How’s that social media working out for you?
Despite having offered a promise of social media where open discussion could occur, “free speech” social media site Gab.com has begun releasing private information of users and shadowbanning conservatives despite a lack of violations of its terms of service or even threatening behavior.
As documented by Gab.com users, the site has leaked the private phone number of Chris Cantwell while targeting him for speech violations, despite his speech being in line with the Gab.com terms of service (TOS).
You can see the drama play out, ironically, on Twitter where Epik.com CEO Rob Monster appears to be collaborating with Leftist users to remove content from Gab.com, apparently with the endorsement of its owners.
In addition, my account on Gab.com has lost its ability to reply to messages, post new messages, and reply to comments; it can repost content but not offer commentary. The site throws error messages — either “an error has occurred” or “could not post this comment” — in response to any attempts to post even simple text messages.
Clinging to social media are you?
Not content with shadow-banning conservative accounts and refusing to admit doing so via its support channel, Gab.com has doubled down on its new pro-censorship policy by banning critics of Gab and its host Epik as if it were trying to cover up the new censorship regime upon which Gab has embarked.
Building more followers on social media seems like a really good use of your finite life.
In addition, Gab.com seems to catch and ban accounts critical of Gab.com within fifteen minutes, but this glitch has persisted for days despite numerous emails to the support account. While the support staff — Torba’s wife Emily — are very pleasant, they seem to have no answers.
For this reason, I remain wary of Gab.com at this time, and encourage conservatives to drop the social media model and instead set up a network of independent sites. It seems that, in this time, open discussion is still too dangerous for commercial and government interests to support it, but separate social networks of decentralized sites can survive.
An informal network of small sites is inherently resistant to censorship, which is why the internet was designed around this formula: if one node goes down, others can fill in the slack.
By that mindset, having a thousand small blogs beats out having one giant social media service because no one can control all of them at once and thus alter mindset. Whether this Gab.com problem is a shadowban or a coding error, it reveals the weakness of the centralized model and why it will not serve conservatives.
Posting every thought you have on social media is a great idea.
I had not been planning on writing more articles about Gab.com, since it seems like they are having a serious problem. Either they have no idea how their own system works, or they are shadowbanning me for some bizarre reason, but either way the service is facing a rough future as more users leave.
In the meantime, Gab.com has kick-started a revolution as multiple free speech services start up, including one, TrumpTown, which got coverage from Fox News and other major conservative outlets, suggesting that its founders are well-connected. With this competition, Gab.com faces a difficult path.
What inspired me to write this was a post by founder Andrew Torba. I have never attacked him, nor Gab.com, and in fact have been a vocal promoter and defender of Gab since I first encountered it. I have built up an audience of nearly 5,000 followers there, posted much content, and debated in favor of Gab’s “legal free speech only” policy.
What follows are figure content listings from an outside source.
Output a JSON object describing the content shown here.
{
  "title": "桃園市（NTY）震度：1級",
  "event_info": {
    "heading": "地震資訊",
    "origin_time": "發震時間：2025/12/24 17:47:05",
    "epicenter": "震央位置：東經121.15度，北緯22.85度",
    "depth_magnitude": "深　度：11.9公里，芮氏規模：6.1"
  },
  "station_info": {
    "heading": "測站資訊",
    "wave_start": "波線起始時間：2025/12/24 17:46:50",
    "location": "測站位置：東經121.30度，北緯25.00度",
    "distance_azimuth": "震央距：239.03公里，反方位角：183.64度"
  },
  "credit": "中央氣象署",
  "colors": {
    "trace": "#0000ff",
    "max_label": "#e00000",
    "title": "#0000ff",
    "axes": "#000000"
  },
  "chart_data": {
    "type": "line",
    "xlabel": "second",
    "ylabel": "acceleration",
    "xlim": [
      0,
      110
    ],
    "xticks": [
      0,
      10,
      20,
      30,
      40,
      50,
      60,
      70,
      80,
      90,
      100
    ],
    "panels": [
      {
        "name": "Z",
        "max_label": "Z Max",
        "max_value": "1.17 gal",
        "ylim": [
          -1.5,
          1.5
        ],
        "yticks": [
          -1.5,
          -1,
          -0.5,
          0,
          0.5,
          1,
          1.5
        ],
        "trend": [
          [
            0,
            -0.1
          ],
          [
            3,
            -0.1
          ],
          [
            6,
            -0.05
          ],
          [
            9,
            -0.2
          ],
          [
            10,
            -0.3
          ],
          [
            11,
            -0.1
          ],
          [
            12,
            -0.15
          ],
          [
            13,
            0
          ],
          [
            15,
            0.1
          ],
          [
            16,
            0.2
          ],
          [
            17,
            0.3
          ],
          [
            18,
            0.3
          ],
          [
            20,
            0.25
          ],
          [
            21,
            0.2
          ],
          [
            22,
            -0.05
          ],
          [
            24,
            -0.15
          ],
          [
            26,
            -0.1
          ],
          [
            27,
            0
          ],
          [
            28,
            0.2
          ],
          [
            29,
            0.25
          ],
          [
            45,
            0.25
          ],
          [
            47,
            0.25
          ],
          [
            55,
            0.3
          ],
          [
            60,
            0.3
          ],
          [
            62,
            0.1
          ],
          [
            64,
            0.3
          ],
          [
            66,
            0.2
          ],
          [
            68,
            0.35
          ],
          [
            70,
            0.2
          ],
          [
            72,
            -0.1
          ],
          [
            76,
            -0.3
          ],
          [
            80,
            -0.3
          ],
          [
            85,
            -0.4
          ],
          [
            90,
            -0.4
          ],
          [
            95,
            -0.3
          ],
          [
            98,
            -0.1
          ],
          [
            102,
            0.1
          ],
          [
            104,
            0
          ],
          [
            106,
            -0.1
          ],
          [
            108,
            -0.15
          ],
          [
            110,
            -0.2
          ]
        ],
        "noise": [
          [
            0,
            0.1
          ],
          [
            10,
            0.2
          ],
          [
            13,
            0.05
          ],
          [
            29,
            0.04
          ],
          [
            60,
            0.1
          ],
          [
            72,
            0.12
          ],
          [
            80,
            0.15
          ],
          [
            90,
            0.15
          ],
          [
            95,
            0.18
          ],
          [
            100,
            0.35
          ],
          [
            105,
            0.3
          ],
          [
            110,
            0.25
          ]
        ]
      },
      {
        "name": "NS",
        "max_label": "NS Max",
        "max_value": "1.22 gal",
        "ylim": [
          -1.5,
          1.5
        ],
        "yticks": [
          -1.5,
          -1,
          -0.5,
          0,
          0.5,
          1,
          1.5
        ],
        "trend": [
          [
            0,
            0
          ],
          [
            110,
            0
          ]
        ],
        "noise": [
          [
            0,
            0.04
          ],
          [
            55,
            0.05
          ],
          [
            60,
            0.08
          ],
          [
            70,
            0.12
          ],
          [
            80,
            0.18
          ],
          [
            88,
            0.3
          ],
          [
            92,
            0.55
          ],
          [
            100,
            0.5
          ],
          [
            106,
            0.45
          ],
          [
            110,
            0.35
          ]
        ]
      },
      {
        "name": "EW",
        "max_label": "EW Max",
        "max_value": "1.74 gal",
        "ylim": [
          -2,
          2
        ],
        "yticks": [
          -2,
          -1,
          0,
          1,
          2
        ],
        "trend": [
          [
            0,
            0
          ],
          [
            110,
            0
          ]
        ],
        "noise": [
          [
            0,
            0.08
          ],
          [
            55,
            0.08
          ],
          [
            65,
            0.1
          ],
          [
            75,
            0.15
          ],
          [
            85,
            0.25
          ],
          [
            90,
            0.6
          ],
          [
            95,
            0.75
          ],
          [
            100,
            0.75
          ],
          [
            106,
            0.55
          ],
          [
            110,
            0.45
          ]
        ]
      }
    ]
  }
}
Still, for some reason, the I find myself under verbal attack:
Be sure to post selfies and personal information on social media.
Gab.com has given themselves a justification to delete just about any content by categorizing it as “threatening”:
Furthermore, we actively monitor the site for speech that crosses the line from the merely outrageous into the truly threatening or unlawful. Where criminal activity is brought to our attention, we act swiftly to curtail it and, where possible, cooperate with law enforcement to ensure our users’ safety – real, physical, safety, not wishy-washy millennial “safe space” safety – is secured.
This comes from their most recent mailing to subscribers, which extensively touted Gab.com’s free speech agenda. However, nowhere do they mention deleting troll accounts, unless we are to assume that those were “truly threatening” by some interpretation. One might view trolls as threatening to Gab.com, and therefore under the letter of their commitment, able to be deleted.
In the meantime, most of the far-Right have realized that companies like Gab.com are more interested in mainstream Trump supporters than extremists, and have gone back to forums, smaller websites, IRC, and looser messaging formats. A company that deletes trolls will over time come to delete anyone who rocks the boat and threatens its profit model, which means that any far-Righter posting there risks having his or her entire contribution erased, along with it hours of effort.
Gab.ai. Speak freely.
At the time of this writing, Gab.com criticism and parody account AndyTurbo has vanished with its user page returning a 404 error. That account, parodying Andrew Torba the Gab.com CEO, offered pointed criticism of Gab.com’s “free speech with an expanding list of exceptions” policy and often attacked Torba itself.
While none will claim that this account was in good taste, it was not fully in bad taste either, and raised some important objections to the ongoing Gab.com descent into censorship. I have reached out to the person I believe to be the creator of this account and am attempting to verify what has happened now, but it does not look good for Gab.com, which had deleted previous critic accounts without them appearing to have infringed on its use policy.
Maybe the next social media website will be different.